Cheikh Aheddad avait deux fils qui ont tous deux encadré l’insurrection de 1871. Cheikh M’hand, ancien lieutenant de Boubeghla en 1851 et tel que le décrivent beaucoup d’historiens, était un homme profondément pieux et porté au mysticisme. Le cadet, Cheikh Aziz, a joué un plus grand rôle dans la direction de cette guerre. À son terme, tous les biens de la famille Belhaddad ont été séquestrés et les deux fils déportés en Nouvelle-Calédonie. Aziz ne reverra jamais son pays.

Après quelques années dans ces îles perdues du Pacifique, Aziz Aheddad, matricule numéro 2937, s’évade vers l’Australie en 1881. Ce sera la première évasion d’un insurgé d’Algérie, suivie d’autres un peu plus tard.

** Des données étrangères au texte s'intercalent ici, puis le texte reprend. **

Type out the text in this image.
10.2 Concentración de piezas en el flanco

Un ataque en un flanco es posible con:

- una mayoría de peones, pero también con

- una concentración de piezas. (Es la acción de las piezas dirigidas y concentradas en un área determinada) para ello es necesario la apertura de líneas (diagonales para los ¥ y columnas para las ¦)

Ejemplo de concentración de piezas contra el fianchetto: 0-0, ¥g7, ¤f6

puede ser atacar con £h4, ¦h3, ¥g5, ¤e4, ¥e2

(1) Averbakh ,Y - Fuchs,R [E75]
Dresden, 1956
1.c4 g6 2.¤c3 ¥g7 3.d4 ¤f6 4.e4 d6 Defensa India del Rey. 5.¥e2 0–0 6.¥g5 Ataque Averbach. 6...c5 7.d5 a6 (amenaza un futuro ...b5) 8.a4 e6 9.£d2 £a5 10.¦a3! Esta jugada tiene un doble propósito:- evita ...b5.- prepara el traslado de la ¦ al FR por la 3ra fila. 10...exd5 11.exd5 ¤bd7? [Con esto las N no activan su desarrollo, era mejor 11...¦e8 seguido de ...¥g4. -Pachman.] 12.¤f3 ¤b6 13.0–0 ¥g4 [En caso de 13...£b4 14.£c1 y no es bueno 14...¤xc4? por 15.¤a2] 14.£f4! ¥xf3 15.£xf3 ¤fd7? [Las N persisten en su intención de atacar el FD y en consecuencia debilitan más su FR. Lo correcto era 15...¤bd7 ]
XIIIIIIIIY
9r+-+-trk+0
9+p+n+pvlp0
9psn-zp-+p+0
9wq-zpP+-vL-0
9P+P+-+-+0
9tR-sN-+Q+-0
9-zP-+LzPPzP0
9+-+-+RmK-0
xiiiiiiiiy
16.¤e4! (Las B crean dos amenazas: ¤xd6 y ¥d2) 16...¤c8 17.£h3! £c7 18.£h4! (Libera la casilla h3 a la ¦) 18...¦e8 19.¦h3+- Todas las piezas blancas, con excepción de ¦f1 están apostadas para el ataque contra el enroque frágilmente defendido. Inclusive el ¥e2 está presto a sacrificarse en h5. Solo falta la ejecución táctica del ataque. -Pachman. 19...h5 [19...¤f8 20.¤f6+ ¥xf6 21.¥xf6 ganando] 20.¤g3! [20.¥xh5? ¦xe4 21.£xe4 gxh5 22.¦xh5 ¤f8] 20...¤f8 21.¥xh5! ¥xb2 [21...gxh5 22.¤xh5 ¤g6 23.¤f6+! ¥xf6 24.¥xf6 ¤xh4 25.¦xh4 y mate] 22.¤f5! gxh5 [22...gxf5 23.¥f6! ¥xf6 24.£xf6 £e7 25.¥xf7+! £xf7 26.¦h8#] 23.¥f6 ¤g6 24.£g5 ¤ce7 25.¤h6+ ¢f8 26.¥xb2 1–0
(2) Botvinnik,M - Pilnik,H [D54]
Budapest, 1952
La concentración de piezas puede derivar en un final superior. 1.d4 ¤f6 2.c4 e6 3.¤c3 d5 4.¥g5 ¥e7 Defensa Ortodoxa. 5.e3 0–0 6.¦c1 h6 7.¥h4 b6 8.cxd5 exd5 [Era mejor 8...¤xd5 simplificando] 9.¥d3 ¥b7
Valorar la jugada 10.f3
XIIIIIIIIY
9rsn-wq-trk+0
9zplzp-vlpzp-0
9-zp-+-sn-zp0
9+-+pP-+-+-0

L’ombre immense de cheikh Aheddad a quelque peu caché celle de ses fils qui ont également joué un grand rôle dans l’insurrection de 1871. Spécialement Aziz, le cadet, dont on dit qu’il maniait aussi bien le verbe que les armes et qu’il était destiné à prendre la succession de son père. Tous les historiens qui se sont penchés sur l’insurrection menée par les Belhaddad et les Mokrani sont unanimes sur le fait que c’est l’impétueux Aziz qui a persuadé son père de lever l’étendard de la révolte. La guerre déclarée, cheikh Aziz regroupe les hommes prêts au combat et divise son armée en deux groupes de 5 000 hommes chacun. Il prend aussitôt la direction de l’un des deux groupes et le commandement des archs de la rive droite de Oued Sahel-Assif Aâbbès. Au bout de péripéties sur lesquelles nous n’allons pas nous étendre, Aziz dépose les armes vers le 30 juin 1871. Son frère cheikh Mhand l’imitera quelques jours plus tard.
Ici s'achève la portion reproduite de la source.